Nel 2023 Start Romagna ha registrato un valore della produzione di 94,7 milioni di euro con un utile di 61.946 al netto delle imposte. Il bilancio al 31 dicembre 2023 della società romagnola del trasporto pubblico passeggeri è stato approvato questa mattina dall’assemblea dei soci riunitasi a Forlì.

Start Romagna ha trasportato nel 2023 50.238.775 di passeggeri, oltre un milione in più rispetto al 2019, tornando al livello pre pandemico; ciò grazie anche agli incentivi all’utilizzo del trasporto pubblico locale offerti da Regione e Ministero.

592 bus di Start Romagna hanno percorso 20,5 milioni di km. Sono state realizzate il 97,23% delle corse programmate (97,53% nel 2022). Scende ancora l’età media dei mezzi: 9,36 nel 2023, era 10,81 nel 2022. Cresce dal 66% al 78% il numero dei bus a basso impatto ambientale, così come la percentuale dei mezzi dotati di telecamere per la sicurezza e il monitoraggio del servizio, dal 55 al 77%.

Il piano investimenti bus per il periodo 2024-2027 prevede l’acquisto di 195 bus, per un investimento di 68,1 milioni, di cui 58,1 milioni da contributi e i restanti 10 milioni con autofinanziamento.
Gli investimenti in infrastrutture per il periodo 2024-2027 prevedono: costruzione degli impianti dei distributori a metano liquido (LNG) di Forlì e Cesena, in grado di rifornire internamente ai depositi gli autobus a metano; introduzione nei depositi di Ravenna, Rimini, Forlì e Cesena di impianti per la ricarica dei bus elettrici.
Nel settore ICT per il quadriennio 2024-2027 si prevede un investimento di circa 3,5 milioni.

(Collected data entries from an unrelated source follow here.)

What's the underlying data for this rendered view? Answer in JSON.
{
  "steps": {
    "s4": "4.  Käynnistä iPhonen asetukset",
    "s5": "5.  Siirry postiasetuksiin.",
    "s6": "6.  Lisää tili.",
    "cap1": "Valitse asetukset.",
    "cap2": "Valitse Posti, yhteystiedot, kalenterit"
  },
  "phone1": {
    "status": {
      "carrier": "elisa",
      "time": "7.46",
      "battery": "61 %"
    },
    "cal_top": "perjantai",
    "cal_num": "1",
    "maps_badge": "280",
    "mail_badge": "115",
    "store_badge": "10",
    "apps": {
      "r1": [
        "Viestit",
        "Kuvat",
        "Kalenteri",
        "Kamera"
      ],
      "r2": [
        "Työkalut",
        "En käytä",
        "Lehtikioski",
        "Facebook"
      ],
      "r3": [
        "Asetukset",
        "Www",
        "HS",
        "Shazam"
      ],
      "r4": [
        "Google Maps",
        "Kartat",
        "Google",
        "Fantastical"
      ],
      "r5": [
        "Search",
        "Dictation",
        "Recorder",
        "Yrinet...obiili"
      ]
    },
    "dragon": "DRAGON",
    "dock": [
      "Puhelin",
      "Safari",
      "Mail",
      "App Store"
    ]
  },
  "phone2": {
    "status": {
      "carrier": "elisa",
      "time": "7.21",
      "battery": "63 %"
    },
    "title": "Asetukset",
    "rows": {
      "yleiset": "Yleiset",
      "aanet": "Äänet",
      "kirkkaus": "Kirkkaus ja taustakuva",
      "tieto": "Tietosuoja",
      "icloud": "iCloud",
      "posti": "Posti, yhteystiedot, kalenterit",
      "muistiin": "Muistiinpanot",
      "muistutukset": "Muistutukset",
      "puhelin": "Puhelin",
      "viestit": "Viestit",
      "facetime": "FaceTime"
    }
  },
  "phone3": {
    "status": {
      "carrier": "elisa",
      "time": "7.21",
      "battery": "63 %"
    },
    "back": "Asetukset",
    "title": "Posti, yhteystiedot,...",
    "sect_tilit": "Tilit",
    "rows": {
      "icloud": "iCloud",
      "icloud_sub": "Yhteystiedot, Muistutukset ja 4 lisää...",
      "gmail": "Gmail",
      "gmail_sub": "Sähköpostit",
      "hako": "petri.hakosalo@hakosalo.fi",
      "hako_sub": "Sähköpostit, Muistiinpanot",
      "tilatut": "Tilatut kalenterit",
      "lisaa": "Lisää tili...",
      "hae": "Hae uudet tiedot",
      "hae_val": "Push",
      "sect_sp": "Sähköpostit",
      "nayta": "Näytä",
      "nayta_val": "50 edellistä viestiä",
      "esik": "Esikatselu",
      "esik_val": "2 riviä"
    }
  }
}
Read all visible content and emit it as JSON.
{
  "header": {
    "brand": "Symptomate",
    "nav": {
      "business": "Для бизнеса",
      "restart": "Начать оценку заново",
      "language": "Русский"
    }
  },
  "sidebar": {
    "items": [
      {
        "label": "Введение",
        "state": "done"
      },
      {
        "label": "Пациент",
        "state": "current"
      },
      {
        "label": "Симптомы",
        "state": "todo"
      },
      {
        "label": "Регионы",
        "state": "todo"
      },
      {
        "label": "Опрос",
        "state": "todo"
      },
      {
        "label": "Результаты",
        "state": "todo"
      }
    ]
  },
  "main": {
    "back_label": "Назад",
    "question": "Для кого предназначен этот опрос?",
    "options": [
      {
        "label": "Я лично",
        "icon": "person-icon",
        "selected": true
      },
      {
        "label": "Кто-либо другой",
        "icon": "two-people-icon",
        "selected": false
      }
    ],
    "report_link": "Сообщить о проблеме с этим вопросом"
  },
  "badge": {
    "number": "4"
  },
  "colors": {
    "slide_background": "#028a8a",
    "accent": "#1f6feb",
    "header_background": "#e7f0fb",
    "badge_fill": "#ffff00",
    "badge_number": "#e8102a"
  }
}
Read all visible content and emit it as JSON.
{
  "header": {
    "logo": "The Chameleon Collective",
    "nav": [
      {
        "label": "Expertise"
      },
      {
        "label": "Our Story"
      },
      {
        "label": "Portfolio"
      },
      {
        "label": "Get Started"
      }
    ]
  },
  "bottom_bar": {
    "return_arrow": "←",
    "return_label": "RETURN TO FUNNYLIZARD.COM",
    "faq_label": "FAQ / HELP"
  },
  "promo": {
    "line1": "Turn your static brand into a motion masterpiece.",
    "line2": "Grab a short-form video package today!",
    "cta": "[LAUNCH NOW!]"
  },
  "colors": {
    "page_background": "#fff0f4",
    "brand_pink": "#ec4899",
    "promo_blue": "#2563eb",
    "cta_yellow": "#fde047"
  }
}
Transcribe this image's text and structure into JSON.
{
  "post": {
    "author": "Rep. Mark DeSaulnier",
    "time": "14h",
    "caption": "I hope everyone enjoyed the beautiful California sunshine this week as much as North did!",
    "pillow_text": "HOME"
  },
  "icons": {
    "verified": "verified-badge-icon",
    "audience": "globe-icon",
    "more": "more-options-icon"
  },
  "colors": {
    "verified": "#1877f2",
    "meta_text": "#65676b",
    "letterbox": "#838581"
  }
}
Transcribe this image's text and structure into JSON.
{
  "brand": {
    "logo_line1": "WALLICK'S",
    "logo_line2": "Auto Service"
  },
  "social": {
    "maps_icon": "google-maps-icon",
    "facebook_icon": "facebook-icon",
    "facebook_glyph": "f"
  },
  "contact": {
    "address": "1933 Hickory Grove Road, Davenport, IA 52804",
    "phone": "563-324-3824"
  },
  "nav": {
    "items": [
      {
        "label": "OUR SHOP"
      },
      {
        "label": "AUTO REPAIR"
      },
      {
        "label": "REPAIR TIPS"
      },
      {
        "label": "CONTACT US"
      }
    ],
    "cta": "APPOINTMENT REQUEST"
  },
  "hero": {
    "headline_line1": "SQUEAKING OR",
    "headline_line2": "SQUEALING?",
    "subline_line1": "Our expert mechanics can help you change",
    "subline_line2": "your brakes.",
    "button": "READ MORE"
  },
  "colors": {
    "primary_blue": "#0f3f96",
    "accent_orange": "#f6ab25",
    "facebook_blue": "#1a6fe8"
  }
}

“Crescono i costi, ma in proporzione non aumentano le risorse per la gestione. In questo scenario abbiamo concluso un altro esercizio, mantenendo START Romagna in equilibrio economico e garantendo un servizio di trasporto pubblico locale che le indagini di customer satisfaction svolte dall’agenzia AMR indicano di soddisfazione per i clienti. Aggiungo la soddisfazione per il lavoro svolto dalla struttura, coi dipendenti coinvolti nel raggiungimento degli obiettivi del piano industriale”, ha detto il Presidente Roberto Sacchetti (nella foto).
“Viviamo un momento storico, quello delle transizioni, che hanno un orizzonte di progresso che per essere onorato chiede investimenti corposi, ma anche una strategia di Paese che davvero metta al centro il trasporto pubblico con scelte forti e lungimiranti.- ha proseguito – Per quanto riguarda il futuro di Start Romagna si aggiungono, a partire dal 2024, anche due temi che entrano prepotentemente nell’agenda.
Il primo tema riguarda un progetto, promosso dalla regione Emilia-Romagna, che consiste nel realizzare un gruppo industriale del trasporto pubblico locale avente dimensione regionale grazie alla fusione di TPER, Seta e Start.
Il secondo tema riguarda l’avvio, da parte dell’Agenzia della Mobilità Romagna, delle procedure di gara per l’affidamento del servizio TPL in Romagna. Start Romagna sta seguendo entrambi i progetti, attraverso gruppi di lavoro, con grande attenzione.
Abbiamo l’ambizione di voler dare un contributo affinché si possa dire che quanto accadrà di positivo nelle città di domani sarà anche merito del TPL”.